Tuesday, January 25, 2011

Feedback on Writing

I started teaching this past week, so I've been thinking a lot about giving feedback. Funny word, feedback, calling to mind as it does sense-memories of an ear-splitting sonic boom. Which is how most of us respond to getting notes on our writing.

Let's face it, what all of us secretly want is for an influential person to read our work and praise our hitherto unrecognized genius. And even if your work is critiqued gently and accurately, it can still feel like a threat to your survival.

The internal drama goes something like this: “I dwell in a magical fantasy place of my own, an expression of my truest, purest essence. I want to share with others, but if I do anything to alter it, I’ll banish myself from my own personal Eden. Why can’t other people see this world the way I do? What’s wrong with these people?”

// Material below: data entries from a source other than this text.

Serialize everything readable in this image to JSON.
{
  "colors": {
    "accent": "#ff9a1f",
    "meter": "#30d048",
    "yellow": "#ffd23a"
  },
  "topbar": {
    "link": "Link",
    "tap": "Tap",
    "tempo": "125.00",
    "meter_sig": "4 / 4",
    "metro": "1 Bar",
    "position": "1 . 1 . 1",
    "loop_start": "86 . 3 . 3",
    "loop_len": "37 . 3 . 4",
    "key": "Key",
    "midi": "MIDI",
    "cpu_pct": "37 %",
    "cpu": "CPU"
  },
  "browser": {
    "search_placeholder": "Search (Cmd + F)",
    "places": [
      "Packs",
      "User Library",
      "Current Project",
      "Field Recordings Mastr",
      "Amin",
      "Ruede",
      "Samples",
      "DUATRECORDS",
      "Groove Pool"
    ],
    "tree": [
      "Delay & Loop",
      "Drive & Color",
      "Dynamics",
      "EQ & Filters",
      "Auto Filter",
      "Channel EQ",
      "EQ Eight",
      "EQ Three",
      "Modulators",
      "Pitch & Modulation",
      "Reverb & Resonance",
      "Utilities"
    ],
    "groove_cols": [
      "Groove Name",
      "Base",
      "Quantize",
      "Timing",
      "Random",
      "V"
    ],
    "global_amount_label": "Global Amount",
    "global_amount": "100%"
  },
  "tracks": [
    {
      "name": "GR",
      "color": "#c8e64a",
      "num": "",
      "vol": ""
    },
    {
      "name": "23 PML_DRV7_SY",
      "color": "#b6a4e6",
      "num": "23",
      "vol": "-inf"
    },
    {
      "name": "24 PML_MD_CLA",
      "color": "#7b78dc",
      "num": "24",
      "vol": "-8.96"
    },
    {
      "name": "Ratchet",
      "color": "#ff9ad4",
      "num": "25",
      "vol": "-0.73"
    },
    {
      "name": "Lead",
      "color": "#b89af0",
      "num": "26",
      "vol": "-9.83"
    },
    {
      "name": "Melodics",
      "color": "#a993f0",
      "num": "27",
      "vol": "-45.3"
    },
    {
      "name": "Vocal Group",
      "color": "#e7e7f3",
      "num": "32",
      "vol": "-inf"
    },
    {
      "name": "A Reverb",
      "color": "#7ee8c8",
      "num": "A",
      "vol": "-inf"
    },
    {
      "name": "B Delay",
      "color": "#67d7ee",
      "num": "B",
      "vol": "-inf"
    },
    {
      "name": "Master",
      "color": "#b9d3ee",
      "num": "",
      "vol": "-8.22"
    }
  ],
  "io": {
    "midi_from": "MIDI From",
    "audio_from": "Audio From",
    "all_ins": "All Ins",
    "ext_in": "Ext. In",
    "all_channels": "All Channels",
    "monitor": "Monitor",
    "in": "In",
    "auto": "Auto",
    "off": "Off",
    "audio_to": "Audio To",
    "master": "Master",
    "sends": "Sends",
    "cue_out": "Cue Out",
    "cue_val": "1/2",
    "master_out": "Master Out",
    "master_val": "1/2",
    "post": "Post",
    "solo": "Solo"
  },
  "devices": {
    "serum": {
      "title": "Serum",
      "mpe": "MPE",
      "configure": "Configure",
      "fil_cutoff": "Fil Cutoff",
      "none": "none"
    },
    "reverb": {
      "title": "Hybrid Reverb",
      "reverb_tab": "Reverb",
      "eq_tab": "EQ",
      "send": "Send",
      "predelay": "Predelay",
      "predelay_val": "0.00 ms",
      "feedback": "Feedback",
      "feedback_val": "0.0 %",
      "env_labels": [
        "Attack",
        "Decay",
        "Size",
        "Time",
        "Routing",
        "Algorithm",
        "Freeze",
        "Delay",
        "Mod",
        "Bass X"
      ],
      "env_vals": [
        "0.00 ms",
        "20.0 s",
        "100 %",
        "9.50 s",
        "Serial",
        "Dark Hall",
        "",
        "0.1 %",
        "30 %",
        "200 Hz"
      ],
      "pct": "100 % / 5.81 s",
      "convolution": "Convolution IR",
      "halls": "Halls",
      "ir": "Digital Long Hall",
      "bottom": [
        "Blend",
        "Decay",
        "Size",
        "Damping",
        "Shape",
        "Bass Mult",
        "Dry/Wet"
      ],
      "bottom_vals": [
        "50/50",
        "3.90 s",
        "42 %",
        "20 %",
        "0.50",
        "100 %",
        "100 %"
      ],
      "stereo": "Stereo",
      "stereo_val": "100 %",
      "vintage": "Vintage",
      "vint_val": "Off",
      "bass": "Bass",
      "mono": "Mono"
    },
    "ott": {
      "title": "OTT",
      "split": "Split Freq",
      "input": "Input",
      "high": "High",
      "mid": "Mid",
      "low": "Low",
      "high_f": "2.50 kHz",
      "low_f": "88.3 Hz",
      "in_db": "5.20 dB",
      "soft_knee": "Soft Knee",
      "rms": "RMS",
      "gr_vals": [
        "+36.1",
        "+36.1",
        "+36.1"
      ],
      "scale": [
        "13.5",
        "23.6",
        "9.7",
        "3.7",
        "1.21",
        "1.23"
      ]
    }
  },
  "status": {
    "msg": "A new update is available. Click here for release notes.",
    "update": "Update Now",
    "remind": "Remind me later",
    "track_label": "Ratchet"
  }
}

Or at least that's what goes through my head.

But since I've started writing for the theater, which is so collaborative, I've come to see how all storytelling is a conversation between creator and audience, a game of tennis. If we as writers don’t make ourselves understood, we are playing handball, hoping someone will sit on the sidelines and cheer.

That's not how it works. No one ever got up at an awards show and said, "Y'know, I did this all alone with no help, so I'd like to take this opportunity to thank myself." If you want to reach an audience with your work, you have to be willing to listen to them.

But that should be nourishing, not punishing. Which is why I've decided that, instead of "feedback," I'm going to give my students "feedbag."

That way they'll have something to munch on.

3 comments:

Rick Bettencourt said...

Constructive criticism is something I try to get better at receiving. Just praise is fine!

Vanessa Nix Anthony said...
This comment has been removed by the author.
Vanessa Nix Anthony said...

Marc - this is a must-read post for every writer. We all do live, quite happily and somewhat tortuously (when the muse won't speak) in our own little writing worlds. It seems agonizing enough just to muster the strength to wrestle with the angel some days, that when faced with criticism we all seem to want to run -- or like I have a tendency to do, fight. (Fight or flight for survival, remember?)

Thanks for reminding us that feedback is not always for our destruction (especially if we have solicited it)it's many times, as you said, for our nourishment.